Besuch von Frau Staatssekretärin in Kreßberg - Land würde LEADER-Kooperationsprojekt "Fränkische Moststraße" mit Bayern begrüßen

Frau Staatssekretärin Friedlinde Gurr-Hirsch MdL informierte sich anlässlich eines Besuchs am 28. August 2018 in Kreßberg, Landkreis Schwäbisch Hall, über das LEADER-Projekt "Fränkische Moststraße". Bei Gesprächen mit kommunalen Vertretern und LEADER-Akteuren aus der Region Schwäbisch Hall und Bayerns sagte sie zu, dass das Land ein gemeinsames LEADER-Kooperationsprojekt "Fränkische Moststraße" mit Bayern begrüßen würde.

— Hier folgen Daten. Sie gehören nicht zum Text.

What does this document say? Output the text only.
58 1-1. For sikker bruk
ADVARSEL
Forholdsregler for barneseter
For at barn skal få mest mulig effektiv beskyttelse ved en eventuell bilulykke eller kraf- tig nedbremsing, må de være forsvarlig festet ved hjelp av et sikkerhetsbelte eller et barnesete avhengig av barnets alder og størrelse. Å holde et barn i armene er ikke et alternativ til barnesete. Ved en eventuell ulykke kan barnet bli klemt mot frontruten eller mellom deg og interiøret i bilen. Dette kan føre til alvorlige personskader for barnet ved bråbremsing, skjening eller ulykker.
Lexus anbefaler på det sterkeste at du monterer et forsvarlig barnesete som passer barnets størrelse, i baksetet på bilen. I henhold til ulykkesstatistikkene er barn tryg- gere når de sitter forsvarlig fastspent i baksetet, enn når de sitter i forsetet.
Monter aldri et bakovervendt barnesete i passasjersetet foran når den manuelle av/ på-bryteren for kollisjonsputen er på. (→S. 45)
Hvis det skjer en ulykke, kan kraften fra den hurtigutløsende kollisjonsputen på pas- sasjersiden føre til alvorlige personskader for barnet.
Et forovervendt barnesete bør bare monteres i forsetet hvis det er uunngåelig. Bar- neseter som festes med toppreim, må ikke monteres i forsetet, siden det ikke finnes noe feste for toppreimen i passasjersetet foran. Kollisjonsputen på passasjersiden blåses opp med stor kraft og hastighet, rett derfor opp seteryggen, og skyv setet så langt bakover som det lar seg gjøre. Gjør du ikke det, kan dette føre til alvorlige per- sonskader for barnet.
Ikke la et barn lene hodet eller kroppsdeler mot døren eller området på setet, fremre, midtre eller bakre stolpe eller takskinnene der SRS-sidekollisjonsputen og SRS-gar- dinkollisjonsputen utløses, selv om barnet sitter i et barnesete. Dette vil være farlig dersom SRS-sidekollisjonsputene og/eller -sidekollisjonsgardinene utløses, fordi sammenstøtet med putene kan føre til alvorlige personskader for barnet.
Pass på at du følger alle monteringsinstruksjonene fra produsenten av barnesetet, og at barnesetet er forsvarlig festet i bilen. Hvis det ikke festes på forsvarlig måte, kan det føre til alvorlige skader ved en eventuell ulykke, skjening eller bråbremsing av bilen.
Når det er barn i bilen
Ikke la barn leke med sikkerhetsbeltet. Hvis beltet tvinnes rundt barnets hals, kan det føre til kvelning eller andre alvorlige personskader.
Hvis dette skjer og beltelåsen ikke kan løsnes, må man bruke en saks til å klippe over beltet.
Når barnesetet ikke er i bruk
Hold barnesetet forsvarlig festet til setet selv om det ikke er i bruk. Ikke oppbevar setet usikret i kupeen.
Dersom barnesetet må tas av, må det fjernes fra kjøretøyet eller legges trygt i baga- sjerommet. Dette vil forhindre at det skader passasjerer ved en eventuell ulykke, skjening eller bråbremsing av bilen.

Die Entscheidung hierüber liege aber an den LEADER-Akteuren auf baden-württembergischer und der bayerischer Seite. In Anwesenheit der Apfelkönigin der Fränkischen Moststraße, Anna-Maria I, wies sie auf die Bedeutung der Streuobstbestände hin. Mit rund 9 Mio. Bäumen auf insgesamt ca. 116.000 ha Fläche stehen in Baden-Württemberg die größten zusammenhängenden Streuobstbestände Europas. Die Streuobstwiesen sind ein wertvolles baden-württembergisches Natur- und Kulturgut.

05.06.2018

Land gibt weitere 20 Millionen Euro für die Umsetzung regionaler LEADER-Konzepte frei


Für das Regionalentwicklungsprogramm LEADER hat die Landesregierung am 04.06.2018 in Stuttgart weitere 20 Millionen Euro EU-Mittel aus dem Europäischen Landwirtschaftsfonds für die Entwicklung des ländlichen Raums (ELER) freigegeben. Damit verfügt jede LEADER-Region des Landes bis zum Jahr 2020 über weitere EU-Mittel. Die einzelnen Beträge liegen zwischen rund 950.000 Euro bis zu rund 1,2 Million Euro. Bereits zu Beginn der Förderperiode LEADER 2014 - 2020 wurden in einer ersten Tranche insgesamt 27 Millionen Euro an EU-Fördermitteln gleichmäßig auf die 18 ausgewählten LEADER-Regionen verteilt. Diese Gelder wurden seitdem für aus lokaler Sicht bedeutende Projekte eingesetzt.
Die Mittelverteilung der sogenannten zweiten Tranche orientiert sich am bisherigen Projektumsetzungsstand in den einzelnen Regionen. „Gleichwohl ist die Verteilung relativ gleichmäßig“, erklärte Minister Hauk (MdL). Insgesamt hätten alle LAGen im Land ihren Regionalentwicklungsprozess sehr engagiert gestaltet. „Es gibt nur Gewinner“, betonte Hauk.